Hi Pavel,



Hello Lennart,

Friday, August 18, 2006, 1:11:44 PM, you wrote:


LL> Right now, i am trying to prepare the search results in a similar
LL> way to the CSCD software, i.e. showing no. of occurences, words
LL> which contain your search term, and the books, which contain
LL> matches.

LL> However, for that, i am scanning text-files (not html) and my idea
LL> is, for the future, kind of a webservice, so that PTR makes a
LL> request, and gets the result via internet. That way, you wont need
LL> to download a search index etc. and could at least provide one
LL> version of the Pali Text Reader, which browses and searches online,
making the download package very small...
Is there a way to create the search index on the client computer from the
source files? Have you tried this?

Yes, i went along this path for some time. I stripped all pali text words and organised them according to the books. The (unoptimized) index file was still 64 MB large! Not so good :-) But, if i loaded that file into memory, search results where immediate :-)

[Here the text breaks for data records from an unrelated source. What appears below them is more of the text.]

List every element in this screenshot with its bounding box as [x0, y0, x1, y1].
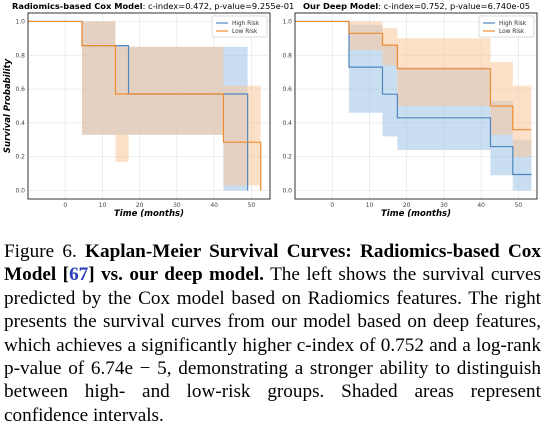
ci-band-low-risk	[223, 85, 261, 186]
ci-band-low-risk	[490, 62, 513, 135]
chart-title-stats: : c-index=0.752, p-value=6.740e-05	[378, 1, 530, 11]
survival-curve-low-risk	[295, 20, 532, 131]
y-tick-label: 0.6	[15, 86, 25, 93]
y-tick-label: 0.8	[282, 52, 292, 59]
y-tick-label: 1.0	[282, 18, 292, 25]
y-tick-label: 0.2	[15, 154, 25, 161]
y-tick-label: 0.4	[282, 120, 292, 127]
x-tick-label: 0	[330, 202, 334, 209]
x-tick-label: 0	[63, 202, 67, 209]
caption-figure-label: Figure 6.	[4, 241, 77, 262]
ci-band-low-risk	[115, 46, 129, 162]
legend-label: High Risk	[232, 21, 260, 27]
x-tick-label: 40	[477, 202, 485, 209]
y-tick-label: 0.4	[15, 120, 25, 127]
survival-curve-high-risk	[295, 20, 532, 176]
y-tick-label: 0.0	[15, 188, 25, 195]
chart-panel-2: Our Deep Model: c-index=0.752, p-value=6…	[282, 1, 538, 219]
chart-panel-1: Radiomics-based Cox Model: c-index=0.472…	[3, 1, 294, 219]
y-axis-label: Survival Probability	[3, 58, 13, 153]
caption-title-1: Kaplan-Meier Survival Curves: Radiomics-…	[4, 241, 541, 286]
chart-title-stats: : c-index=0.472, p-value=9.255e-01	[143, 1, 295, 11]
x-tick-label: 50	[248, 202, 256, 209]
ci-band-low-risk	[397, 38, 491, 107]
legend-label: Low Risk	[499, 29, 525, 35]
y-tick-label: 1.0	[15, 18, 25, 25]
ci-band-low-risk	[81, 21, 116, 135]
caption-citation-link[interactable]: 67	[69, 264, 89, 286]
plot-frame	[294, 12, 538, 200]
y-tick-label: 0.2	[282, 154, 292, 161]
ci-band-low-risk	[512, 85, 532, 157]
ci-band-high-risk	[382, 45, 398, 137]
figure: Radiomics-based Cox Model: c-index=0.472…	[3, 1, 538, 219]
caption-body: The left shows the survival curves predi…	[4, 264, 541, 426]
x-tick-label: 20	[136, 202, 144, 209]
legend-label: Low Risk	[232, 29, 258, 35]
x-tick-label: 10	[99, 202, 107, 209]
ci-band-low-risk	[382, 28, 398, 66]
figure-caption: Figure 6. Kaplan-Meier Survival Curves: …	[4, 240, 541, 427]
x-axis-label: Time (months)	[114, 209, 184, 219]
legend-box	[478, 15, 535, 38]
legend-label: High Risk	[499, 21, 527, 27]
chart-title: Radiomics-based Cox Model: c-index=0.472…	[12, 1, 294, 11]
x-tick-label: 20	[403, 202, 411, 209]
ci-band-low-risk	[128, 46, 224, 135]
ci-band-low-risk	[348, 21, 383, 51]
x-tick-label: 30	[173, 202, 181, 209]
caption-title-2: ] vs. our deep model.	[88, 264, 264, 286]
y-tick-label: 0.8	[15, 52, 25, 59]
x-tick-label: 50	[515, 202, 523, 209]
y-tick-label: 0.6	[282, 86, 292, 93]
chart-title-bold: Our Deep Model	[303, 1, 378, 11]
chart-title: Our Deep Model: c-index=0.752, p-value=6…	[303, 1, 530, 11]
legend-box	[211, 15, 268, 38]
x-axis-label: Time (months)	[381, 209, 451, 219]
x-tick-label: 40	[210, 202, 218, 209]
plot-frame	[27, 12, 271, 200]
y-tick-label: 0.0	[282, 188, 292, 195]
survival-curve-low-risk	[28, 20, 262, 191]
x-tick-label: 10	[366, 202, 374, 209]
x-tick-label: 30	[440, 202, 448, 209]
chart-title-bold: Radiomics-based Cox Model	[12, 1, 143, 11]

However, next step included incorporation of word positions as well, in order to analyze a combination of terms whether they match  in a sentence or not. But then i stopped the effort there and digressed a little bit, playing a bit with concordance stuff:

http://paliconcordance.nibbanam.com

Finally, i came back to a simpler approach, which is now a plain file-based search using Boyer-Moore... Its fast, realiable and can be used to look up occurences and sourrounding text passages quite fast. Processor speed and available memory make it not impossible or boring to scan 217 files each time you look up something.




Webservice will require connection to the internet and having a webserver
set up for this purpose.


Sure. But i prepared two versions of the PaliText Reader for the BETA release: one edition, measuring 4 MB will allow online browsing of the Pali texts from this website: http://tipitaka.nibbanam.com. While the "full download" will include searchable textfiles, html version of the Pali texts with an impact of 70 MB for download. So can even switch between both versions later on, when you separatly download stuff. So, that way, the user can decide: small impact on his system means he needs online connections. Or: huge download in the beginning means he can work offline. I hope that this two-way strategy leaves room for everyone's needs.

For the online edition, an online search (webservices based) still needs to be implemented... So this is the only drawback right now, if someone decides to go for the online edition - no search possible (yet).


LL> I hope, everything went well with the checked in source?
I was very busy with my converter which is now complete. Next task will be
creating the installer for the pocket PC version. Only after that I will
install tortoise SVN and update the source code.

okay,

best wishes Lennart